The fact of the matter is it looks like natural immunity is as strong if not stronger than vaccinated immunity. … There is a risk to the vaccine. Again, it’s very small, but there are some pretty serious side effects, including death. We are already over 5,200 deaths reported on the VAERS system. That’s a CDC, FDA’s early warning system.”

“Johnson has emerged as the leading vaccine skeptic in Congress this year,” the Post reported. “For months, the senator has been peddling misinformation about coronavirus vaccines, undeterred by fact checkers, federal health agencies, medical experts and a growing body of scientific research. We previously dug into two Johnson claims that resurfaced in this interview on Fox News, a network whose right-wing personalities consistently bash the Biden administration’s vaccination efforts.

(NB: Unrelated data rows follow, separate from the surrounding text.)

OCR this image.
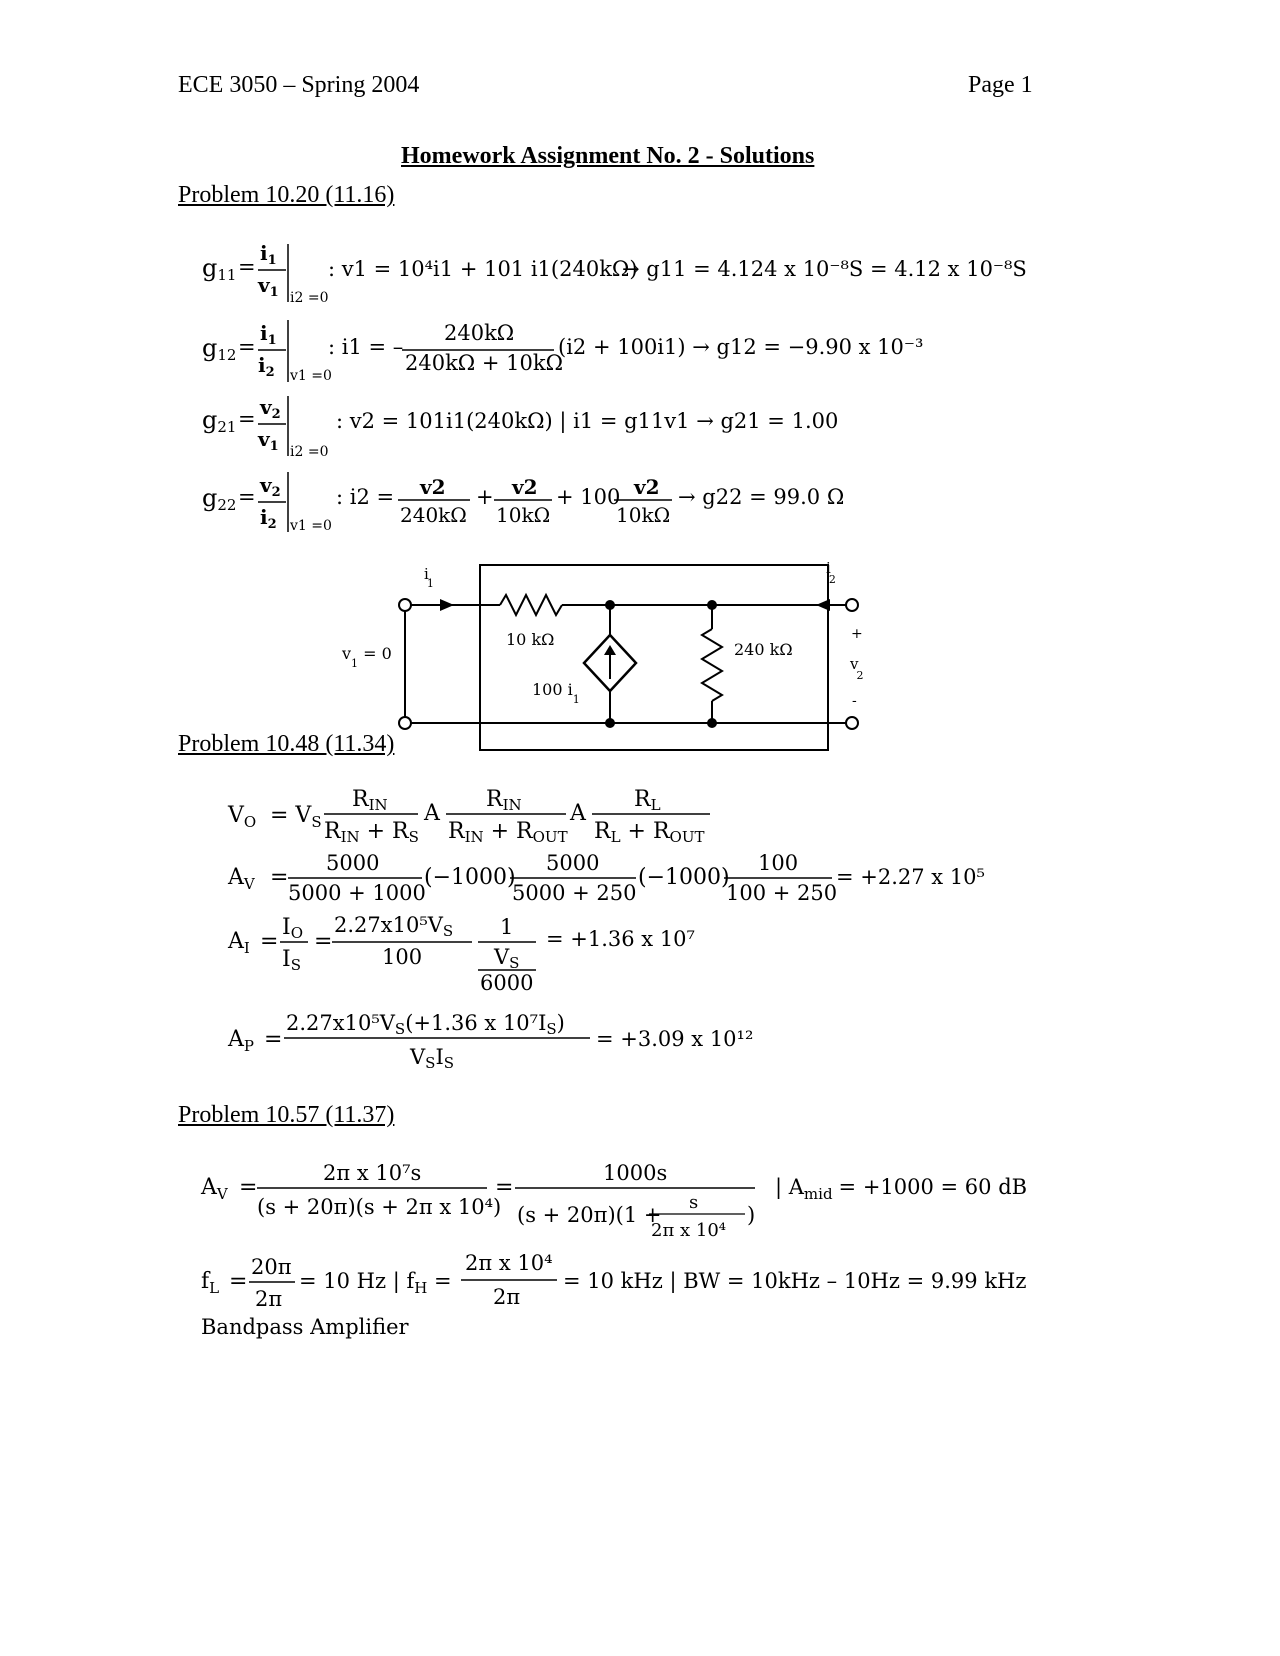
ECE 3050 – Spring 2004	Page 1
Homework Assignment No. 2 - Solutions
Problem 10.20 (11.16)
g11 =
$i_1$
$v_1$ i2 =0
: v1 = 10⁴i1 + 101 i1(240kΩ)
→ g11 = 4.124 x 10⁻⁸S = 4.12 x 10⁻⁸S
g12 =
$i_1$
$i_2$ v1 =0
: i1 = –
240kΩ
240kΩ + 10kΩ
(i2 + 100i1) → g12 = −9.90 x 10⁻³
$g21 = v_2$
$v_1$ i2 =0
: v2 = 101i1(240kΩ) | i1 = g11v1 → g21 = 1.00
$g22 = v_2$
$i_2$ v1 =0
: i2 = v2
240kΩ
+ v2
10kΩ
+ 100 v2
10kΩ
→ g22 = 99.0 Ω
i 1
10 kΩ
100 $i_1$
240 kΩ
i 2
+
v 2
-
$v_1 = 0$
Problem 10.48 (11.34)
$V_O = V_S$
RIN
RIN + RS
A
RIN
RIN + ROUT
A
RL
RL + ROUT
$A_V$ =
5000
5000 + 1000
(−1000)
5000
5000 + 250
(−1000)
100
100 + 250
= +2.27 x 10⁵
$A_I$ =
IO
IS
=
2.27x10⁵VS
100
1
VS
6000
= +1.36 x 10⁷
$A_P$ =
2.27x10⁵VS(+1.36 x 10⁷IS)
VSIS
= +3.09 x 10¹²
Problem 10.57 (11.37)
$A_V$ =
2π x 10⁷s
(s + 20π)(s + 2π x 10⁴)
=
1000s
(s + 20π)(1 +
s
2π x 10⁴
)
| $A_{mid} = +1000 = 60$ dB
$f_L$ =
20π
2π
= 10 Hz | $f_H$ =
2π x 10⁴
2π
= 10 kHz | BW = 10kHz – 10Hz = 9.99 kHz
Bandpass Amplifier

A month earlier, in June, there was this from CNN: “YouTube suspended Johnson’s account after it posted a video of the senator making dubious claims about treatments for the coronavirus. In the video, Johnson voiced support for using hydroxychloroquine against the virus, the same drug Donald Trump enthusiastically endorsed and used as a preventative treatment for coronavirus last year.”

It has all been part of a pandemic-long quest for Johnson to stoke support from the Trump base. Among his most notable strange moments, Johnson brought forth a parade of dubious doctors at a December Senate hearing on the pandemic for the purpose of “elevating fringe theories,” in the polite words of the New York Times. Johnson was so repulsive that he even bridged the partisan divide on the subject. Here’s more from newspaper:

“Mr. Johnson’s inflammatory public statements and his decision to give a platform to an assortment of contrarian doctors promoting alternative treatments have also irked some fellow Republicans, who have privately groused that he is acting irresponsibly.”